On rejection
So let’s talk about Rejection.
Man. I’ve been doing Rejection for a long time now. My very first rejection was from Cemetery Dance, a horror mag. It was a form rejection that looked like a copy of a copy of a copy of a manually typed page.
I framed it. It was my first.*
Since then I’ve been rejected by some of the best: Gordon Van Gelder has rejected me, Orson Scott Card has rejected me – I’ve been rejected by interns (McSweeney’s Quarterly Concern) and Editors in Chief, (Apex.)
I am always disappointed. I always heave a deep sigh. I’m never hurt, though. Not even by the rejections beside me, dated a couple years back. One is a quarter-sheet with check boxes – the ones checked are “Lacked any (or too few) of the following elements, which are imperative essentials in the fiction we buy: the dark fantastic, surreal, bizarre or strange,” and “The plot offered nothing new or interesting.”
Another rejection, for the same story, is another oft-copied full-page form rejection, with “disappointing ending” circled. At the bottom someone scrawled “poor ‘surprise’ ending” and stuffed it in my self-addressed stamped envelope.
I wasn’t hurt at all by any of that. Frankly, I agreed.
I sent the story back out anyway.** That same story garnered other hand-written rejections, including these:
“Good writing and sense of place, but unfortunately, I must pass on this one; though strictly a subjective call.”
“A nice piece of dark fiction.”
This is a strange game, this writing thing. We get conflicting messages; it’s hard to sort it all out.
I guess the key here is that everything I said above is wrong. They didn’t reject me. They rejected my story. Just that story. Not the other ones that I didn’t send them. Just that one.
So I sigh, and then I open my Submissions spreadsheet, and I enter the date that I received the rejection and anything notable about it (form letter, hand-written invitation to send more, note that it started too slow, etc.) Then, if I haven’t already, I go to Duotrope’s Digest and figure out where to send it next.
Submitting stories and receiving rejections is how I demonstrate to myself that I am taking my writing seriously.

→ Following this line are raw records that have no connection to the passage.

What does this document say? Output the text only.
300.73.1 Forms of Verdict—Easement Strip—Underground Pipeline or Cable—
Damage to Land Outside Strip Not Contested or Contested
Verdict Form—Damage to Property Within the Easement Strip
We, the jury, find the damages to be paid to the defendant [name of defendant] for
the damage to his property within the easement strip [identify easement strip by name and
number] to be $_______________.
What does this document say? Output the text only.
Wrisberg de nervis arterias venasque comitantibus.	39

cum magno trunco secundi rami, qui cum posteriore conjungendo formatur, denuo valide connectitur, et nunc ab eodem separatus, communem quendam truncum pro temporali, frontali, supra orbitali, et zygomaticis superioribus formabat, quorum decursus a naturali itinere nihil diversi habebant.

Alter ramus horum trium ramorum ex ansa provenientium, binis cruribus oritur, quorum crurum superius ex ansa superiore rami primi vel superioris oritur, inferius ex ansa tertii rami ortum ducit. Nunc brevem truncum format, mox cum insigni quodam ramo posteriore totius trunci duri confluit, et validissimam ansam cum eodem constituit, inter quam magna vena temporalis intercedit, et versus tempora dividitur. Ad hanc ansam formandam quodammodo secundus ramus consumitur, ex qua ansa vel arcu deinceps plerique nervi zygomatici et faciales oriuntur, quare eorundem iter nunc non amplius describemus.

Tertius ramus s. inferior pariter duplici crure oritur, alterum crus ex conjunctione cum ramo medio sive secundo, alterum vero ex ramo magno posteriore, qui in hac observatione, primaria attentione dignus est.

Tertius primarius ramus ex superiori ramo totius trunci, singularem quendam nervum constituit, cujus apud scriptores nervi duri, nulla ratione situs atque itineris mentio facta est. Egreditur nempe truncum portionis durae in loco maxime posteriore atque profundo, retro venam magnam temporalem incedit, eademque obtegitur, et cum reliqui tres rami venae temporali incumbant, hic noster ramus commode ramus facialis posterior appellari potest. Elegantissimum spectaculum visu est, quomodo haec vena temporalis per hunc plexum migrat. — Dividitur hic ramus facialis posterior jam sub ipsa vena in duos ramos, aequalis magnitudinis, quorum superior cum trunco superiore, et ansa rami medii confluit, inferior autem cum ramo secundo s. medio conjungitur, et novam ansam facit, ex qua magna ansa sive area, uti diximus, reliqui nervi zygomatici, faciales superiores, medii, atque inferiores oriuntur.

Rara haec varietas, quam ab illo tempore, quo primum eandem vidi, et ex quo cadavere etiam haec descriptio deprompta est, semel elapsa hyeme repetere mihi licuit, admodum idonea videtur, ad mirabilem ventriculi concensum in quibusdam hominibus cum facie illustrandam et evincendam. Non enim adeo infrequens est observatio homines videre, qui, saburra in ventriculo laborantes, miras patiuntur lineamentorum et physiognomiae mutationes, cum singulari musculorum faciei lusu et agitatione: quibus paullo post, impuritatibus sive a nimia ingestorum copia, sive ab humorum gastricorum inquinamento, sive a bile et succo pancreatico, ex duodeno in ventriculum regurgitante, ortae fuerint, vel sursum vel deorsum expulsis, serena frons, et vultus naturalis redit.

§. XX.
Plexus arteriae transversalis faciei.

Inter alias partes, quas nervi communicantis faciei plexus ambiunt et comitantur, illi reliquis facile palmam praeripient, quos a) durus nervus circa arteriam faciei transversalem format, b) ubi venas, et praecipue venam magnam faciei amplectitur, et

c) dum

Of the five I have out there right now, one is well past the normal turn-around and the other is right at the normal turn-around as reported by Submitting to the Black Hole. This could be a rejection-heavy week. The best thing I can do to prepare for that is to go pick the next market, and then get back to work on the next story.
* I went looking for it when preparing this blog post and couldn’t find it. I am distressed.
** A few more times. I have since declared that story ‘retired’ because as noted above, I tend to agree with the criticisms of it far more than the praise (though I sure did appreciate the praise.)